When cold smoking meat it needs to be cured to allow prolonged smoke times.  Cheese is stable enough that it can be cold smoked right out of the package.   Something as simple as a cardboard box and a smoke generator is fine for cold smoking small quantities.


----------



## SmokinAl (Jan 2, 2012)

This is what you need to cold smoke.

http://www.amazenproducts.com/


----------



## up4smoke (Jan 16, 2012)

Alblancher, did you say simple???


----------



## alelover (Jan 17, 2012)

Real simple.


----------



## scarbelly (Jan 17, 2012)

Here is a link for you to browse thru on cold smoking 

http://www.smokingmeatforums.com/search.php?search=cold+smoking


----------



## sound1 (Jan 17, 2012)

Looks to be some major engineering projects there...folks laugh when i tell them "I could smoke your cheese in a cardboard box", but Scott, That is one of the nicest UPS smokers to date, and a bit larger than my USPS Flat Rate unit.


----------



## ahakohda (Jan 17, 2012)

Can anybody advise me about using fluorescent bulb recycling drum for cold smoking. I got one brand new and its look like a perfect setup instead of a cardboard.


----------



## alelover (Jan 17, 2012)

Got a pic. I've never seen a fluorescent bulb recycling drum before.


----------



## alelover (Jan 17, 2012)

Thanks sound. It was easier to build than it looks. The parts were destined for the dumpster at work and then I had a vision. LOL.


----------



## ahakohda (Jan 17, 2012)

Mine is a bit shorter but bigger in diameter. As funny as it sounds........


----------



## sound1 (Jan 17, 2012)

AHAKOHDA said:


> Mine is a bit shorter but bigger in diameter. As funny as it sounds........


Size doesn't matter, or so the say. 
	

	
	
		
		



		
		
	


	





    Anyway, looked them up and they say environmental friendly....but at $55 a pop, a little tape and free flat rate boxes from USPS would go along way, and the money you save could get ya an AMPS from http://www.amazenproducts.com/


----------



## alelover (Jan 17, 2012)

But for free it's a good deal.


----------



## ahakohda (Jan 17, 2012)

yep yep it was for free. I was even thinking to mount it on top of MES40 and cold smoke something while I hot smoking another stuff.


----------



## venture (Jan 17, 2012)

We only have two in our house.

For small cold smokes like cheese, BBB or Canadian Bacon?

We just use the AMNS in the Weber 22.5 kettle.

Works fine.

Good luck and good smoking.


----------



## chef jimmyj (Jan 17, 2012)

AHAKOHDA said:


> yep yep it was for free. I was even thinking to mount it on top of MES40 and cold smoke something while I hot smoking another stuff.

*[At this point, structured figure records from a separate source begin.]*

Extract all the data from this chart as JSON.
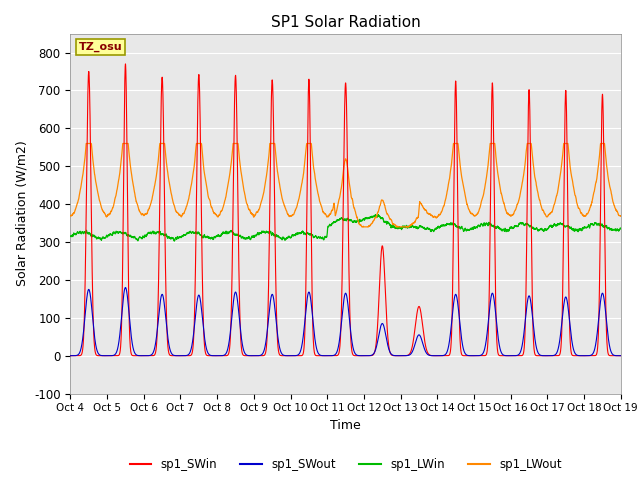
{
  "title": "SP1 Solar Radiation",
  "xlabel": "Time",
  "ylabel": "Solar Radiation (W/m2)",
  "ylim": [
    -100,
    850
  ],
  "xlim": [
    0,
    15
  ],
  "tick_labels": [
    "Oct 4",
    "Oct 5",
    "Oct 6",
    "Oct 7",
    "Oct 8",
    "Oct 9",
    "Oct 10",
    "Oct 11",
    "Oct 12",
    "Oct 13",
    "Oct 14",
    "Oct 15",
    "Oct 16",
    "Oct 17",
    "Oct 18",
    "Oct 19"
  ],
  "annotation_text": "TZ_osu",
  "annotation_color": "#880000",
  "annotation_bg": "#ffff99",
  "annotation_border": "#999900",
  "colors": {
    "sp1_SWin": "#ff0000",
    "sp1_SWout": "#0000cc",
    "sp1_LWin": "#00bb00",
    "sp1_LWout": "#ff8800"
  },
  "legend_labels": [
    "sp1_SWin",
    "sp1_SWout",
    "sp1_LWin",
    "sp1_LWout"
  ],
  "background_color": "#e8e8e8",
  "grid_color": "#ffffff"
}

You could do this but tape a plastic bag over the Controler...It don't need smoked! ...or...Put a 90* Elbow and run a Stack over to your tube...JJ


----------



## sound1 (Jan 18, 2012)

Chef JimmyJ said:


> You could do this but tape a plastic bag over the Controler...It don't need smoked! ...or...Put a 90* Elbow and run a Stack over to your tube...JJ


I'm sorry Jimmy, BUT...........


----------



## ahakohda (Jan 18, 2012)

There was a picture on this forum. Someone put another box on top of original smoker. Its kinda rises around half a feet and connected with a pipe. I wonder if it affects air circulation in MES.


----------



## up4smoke (Jan 18, 2012)

alelover said:


> Real simple.


That is awesome! My co-workers bout fell down when I told them I smoked meat in there!
 




AHAKOHDA said:


> Mine is a bit shorter but bigger in diameter. As funny as it sounds........


This will surely work!




AHAKOHDA said:


> yep yep it was for free. I was even thinking to mount it on top of MES40 and cold smoke something while I hot smoking another stuff.

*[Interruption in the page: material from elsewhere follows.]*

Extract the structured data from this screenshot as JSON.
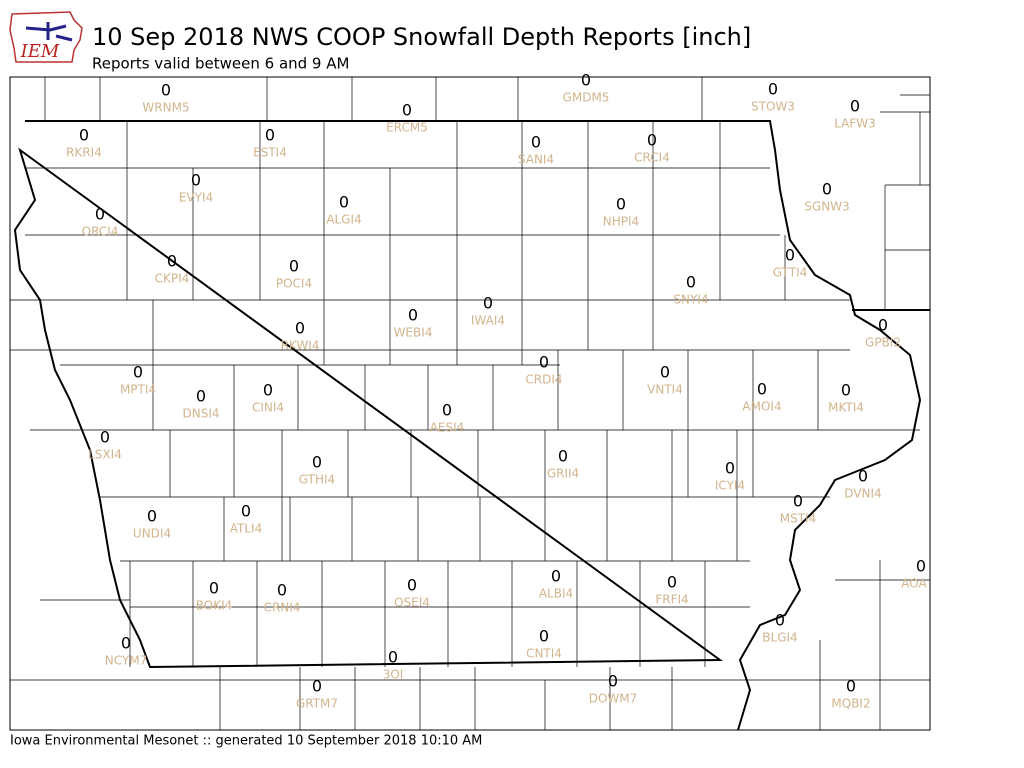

Might want to watch how much heat you allow up there if you're cold smoking it...


----------



## ahakohda (Jan 19, 2012)

I want to use my barrel on top of MES40 kinda like this


----------



## up4smoke (Jan 19, 2012)

Ingenius. Just watch your temps. If it gets too warm just raise the barrell up a bit more so the smoke will have more time to cool b4 hittin the meat. Seeing all that ice, you may not have that problem...


----------